Our ancestors smoked cannabis even 10,000 years ago

According to new scientific research, our ancestors had discovered the cannabis plant at least 10,000 years ago, that is, well before the Earth emerged from the last ice age

The archaeobotanical scientific research carried out by researchers at the Free University of Berlin estimates that around 5,000 years ago, the use of cannabis spread to Europe and Asia, carried by nomadic tribes, as part of an archaic intercontinental trade during the Bronze Age.

The Yamnaya nomads of the Eurasian steppes, one of the three main “components” that contributed to the creation of today’s European population and civilization (along with local hunter-gatherers and migrant farmers from the Middle East), are considered to have played a key role in the spread of cannabis.
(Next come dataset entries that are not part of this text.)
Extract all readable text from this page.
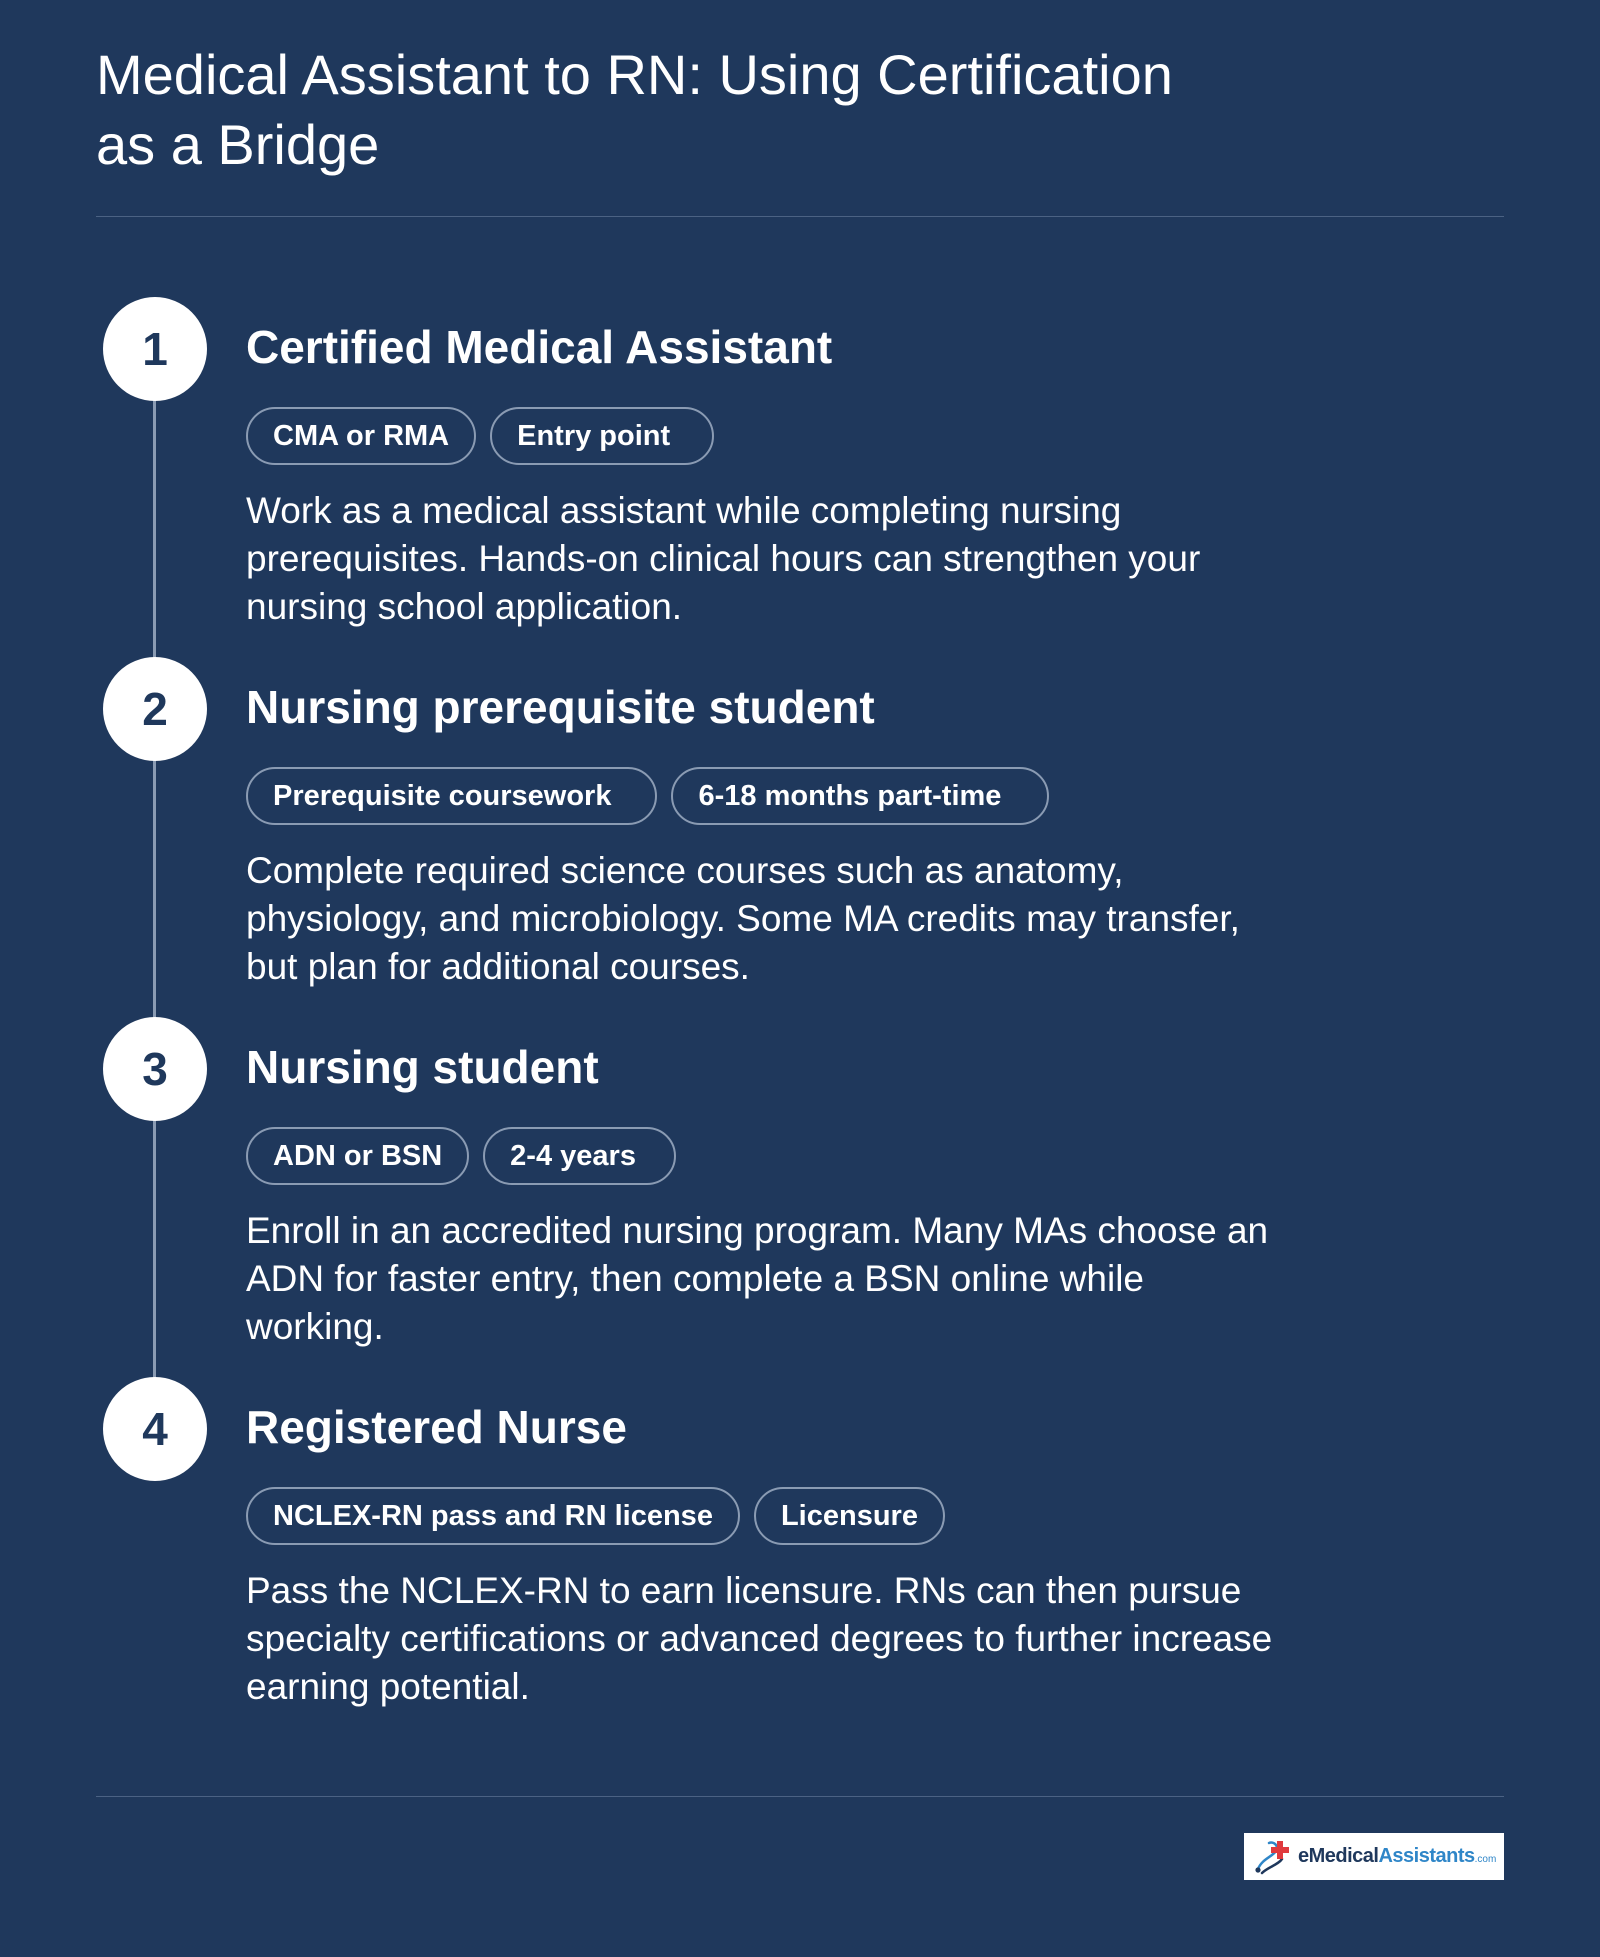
Medical Assistant to RN: Using Certification as a Bridge
1	Certified Medical Assistant
CMA or RMA	Entry point

Work as a medical assistant while completing nursing prerequisites. Hands-on clinical hours can strengthen your nursing school application.

2	Nursing prerequisite student
Prerequisite coursework	6-18 months part-time

Complete required science courses such as anatomy, physiology, and microbiology. Some MA credits may transfer, but plan for additional courses.

3	Nursing student
ADN or BSN	2-4 years

Enroll in an accredited nursing program. Many MAs choose an ADN for faster entry, then complete a BSN online while working.

4	Registered Nurse
NCLEX-RN pass and RN license	Licensure

Pass the NCLEX-RN to earn licensure. RNs can then pursue specialty certifications or advanced degrees to further increase earning potential.

eMedicalAssistants.com
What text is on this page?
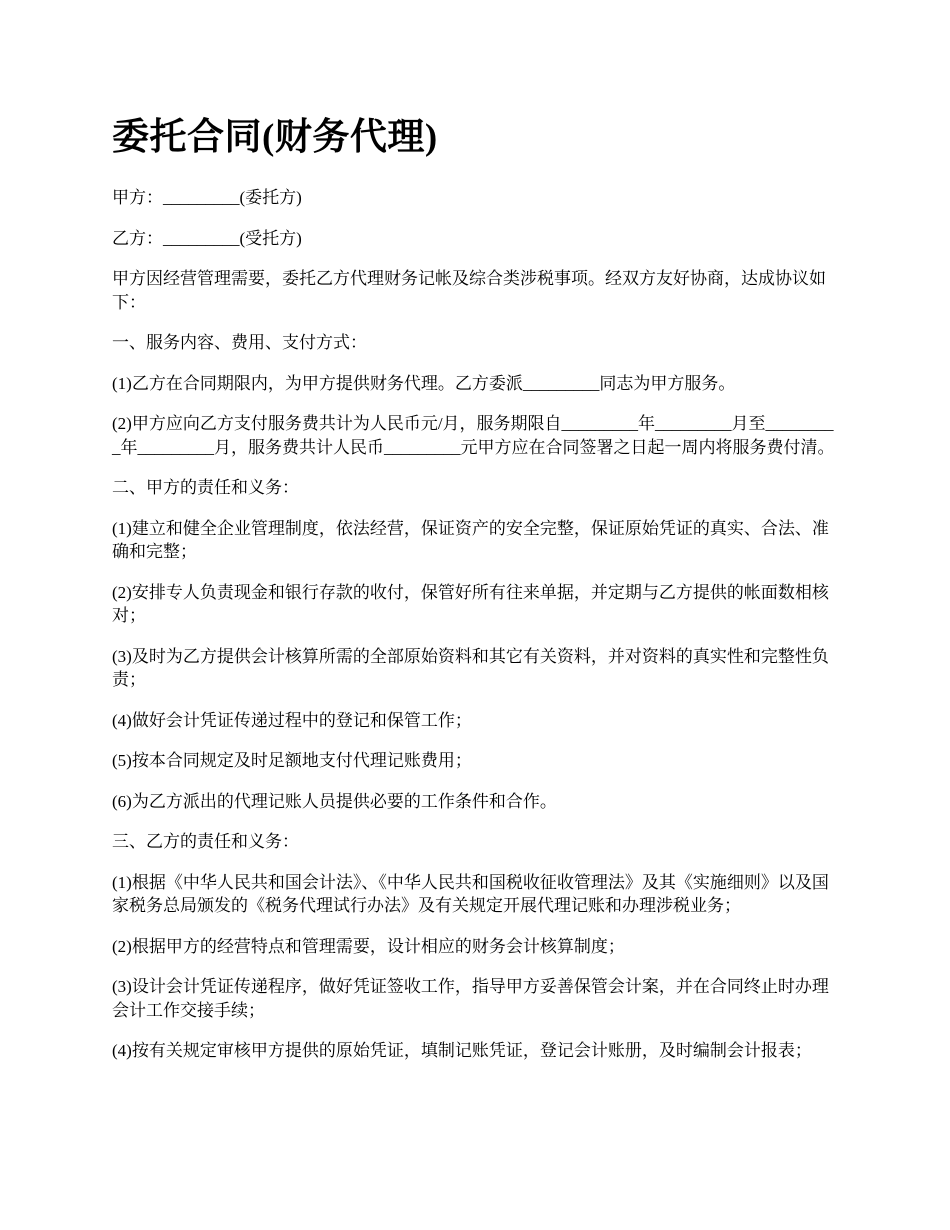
委托合同(财务代理)

甲方：_________(委托方)

乙方：_________(受托方)

甲方因经营管理需要，委托乙方代理财务记帐及综合类涉税事项。经双方友好协商，达成协议如下：

一、服务内容、费用、支付方式：

(1)乙方在合同期限内，为甲方提供财务代理。乙方委派_________同志为甲方服务。

(2)甲方应向乙方支付服务费共计为人民币元/月，服务期限自_________年_________月至_________年_________月，服务费共计人民币_________元甲方应在合同签署之日起一周内将服务费付清。

二、甲方的责任和义务：

(1)建立和健全企业管理制度，依法经营，保证资产的安全完整，保证原始凭证的真实、合法、准确和完整；

(2)安排专人负责现金和银行存款的收付，保管好所有往来单据，并定期与乙方提供的帐面数相核对；

(3)及时为乙方提供会计核算所需的全部原始资料和其它有关资料，并对资料的真实性和完整性负责；

(4)做好会计凭证传递过程中的登记和保管工作；

(5)按本合同规定及时足额地支付代理记账费用；

(6)为乙方派出的代理记账人员提供必要的工作条件和合作。

三、乙方的责任和义务：

(1)根据《中华人民共和国会计法》、《中华人民共和国税收征收管理法》及其《实施细则》以及国家税务总局颁发的《税务代理试行办法》及有关规定开展代理记账和办理涉税业务；

(2)根据甲方的经营特点和管理需要，设计相应的财务会计核算制度；

(3)设计会计凭证传递程序，做好凭证签收工作，指导甲方妥善保管会计案，并在合同终止时办理会计工作交接手续；

(4)按有关规定审核甲方提供的原始凭证，填制记账凭证，登记会计账册，及时编制会计报表；
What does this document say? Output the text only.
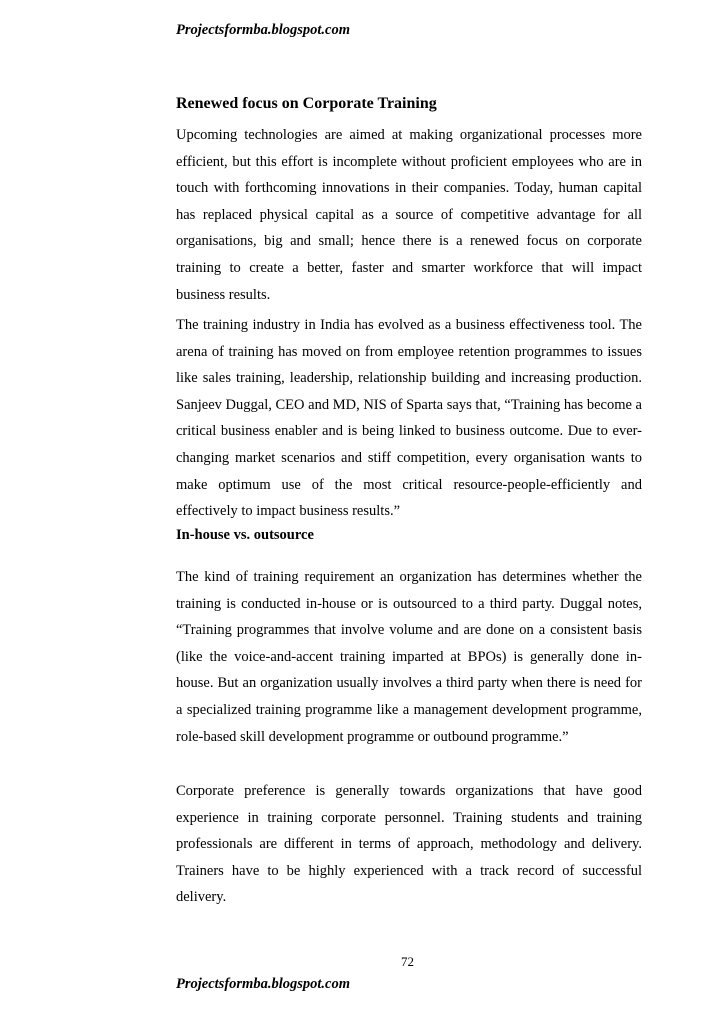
Projectsformba.blogspot.com
Renewed focus on Corporate Training

Upcoming technologies are aimed at making organizational processes more efficient, but this effort is incomplete without proficient employees who are in touch with forthcoming innovations in their companies. Today, human capital has replaced physical capital as a source of competitive advantage for all organisations, big and small; hence there is a renewed focus on corporate training to create a better, faster and smarter workforce that will impact business results.

The training industry in India has evolved as a business effectiveness tool. The arena of training has moved on from employee retention programmes to issues like sales training, leadership, relationship building and increasing production. Sanjeev Duggal, CEO and MD, NIS of Sparta says that, “Training has become a critical business enabler and is being linked to business outcome. Due to ever-changing market scenarios and stiff competition, every organisation wants to make optimum use of the most critical resource-people-efficiently and effectively to impact business results.”

In-house vs. outsource

The kind of training requirement an organization has determines whether the training is conducted in-house or is outsourced to a third party. Duggal notes, “Training programmes that involve volume and are done on a consistent basis (like the voice-and-accent training imparted at BPOs) is generally done in-house. But an organization usually involves a third party when there is need for a specialized training programme like a management development programme, role-based skill development programme or outbound programme.”

Corporate preference is generally towards organizations that have good experience in training corporate personnel. Training students and training professionals are different in terms of approach, methodology and delivery. Trainers have to be highly experienced with a track record of successful delivery.

72
Projectsformba.blogspot.com
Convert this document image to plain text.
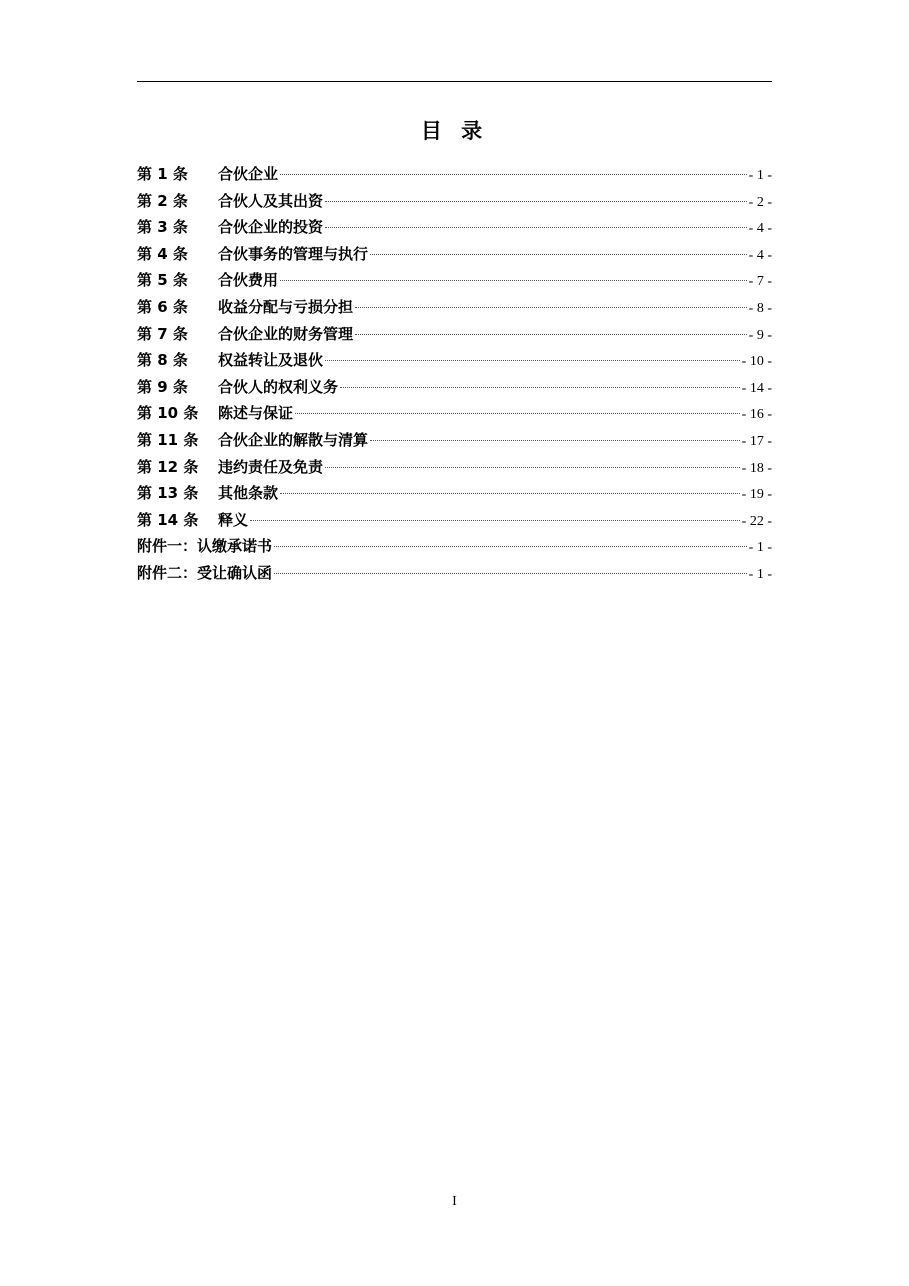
目 录
第 1 条	合伙企业	- 1 -
第 2 条	合伙人及其出资	- 2 -
第 3 条	合伙企业的投资	- 4 -
第 4 条	合伙事务的管理与执行	- 4 -
第 5 条	合伙费用	- 7 -
第 6 条	收益分配与亏损分担	- 8 -
第 7 条	合伙企业的财务管理	- 9 -
第 8 条	权益转让及退伙	- 10 -
第 9 条	合伙人的权利义务	- 14 -
第 10 条	陈述与保证	- 16 -
第 11 条	合伙企业的解散与清算	- 17 -
第 12 条	违约责任及免责	- 18 -
第 13 条	其他条款	- 19 -
第 14 条	释义	- 22 -
附件一：认缴承诺书	- 1 -
附件二：受让确认函	- 1 -
I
But the beginning had been made much earlier, by people of the Paleolithic era in both Europe and Asia, who, independently of each other, had discovered the usefulness of the cannabis plant and probably its psychoactive substances for “journeys” of the mind.

Cannabis was until recently thought to have been originally used and probably cultivated in China or Central Asia. However, German researchers, who review all the latest findings of “cannabis archaeology”, point out that the plant appears in excavations in both Eastern Europe and Japan at almost the same time, 10,200 to 11,500 years ago.

According to scientists, the most systematic use of cannabis by humans over time, for thousands of years, had taken place in Western Eurasia, until 5,000 years ago the trade and use of the plant became further internationalized, both towards the East and the West.

This was thanks to the nomadic horsemen of the steppes, who could cover enormous distances with their horses (along with the cannabis they sold or rather exchanged), following almost the same routes that would later be called the “Silk Road” – and which with a little imagination could be characterized as the “Cannabis Road”.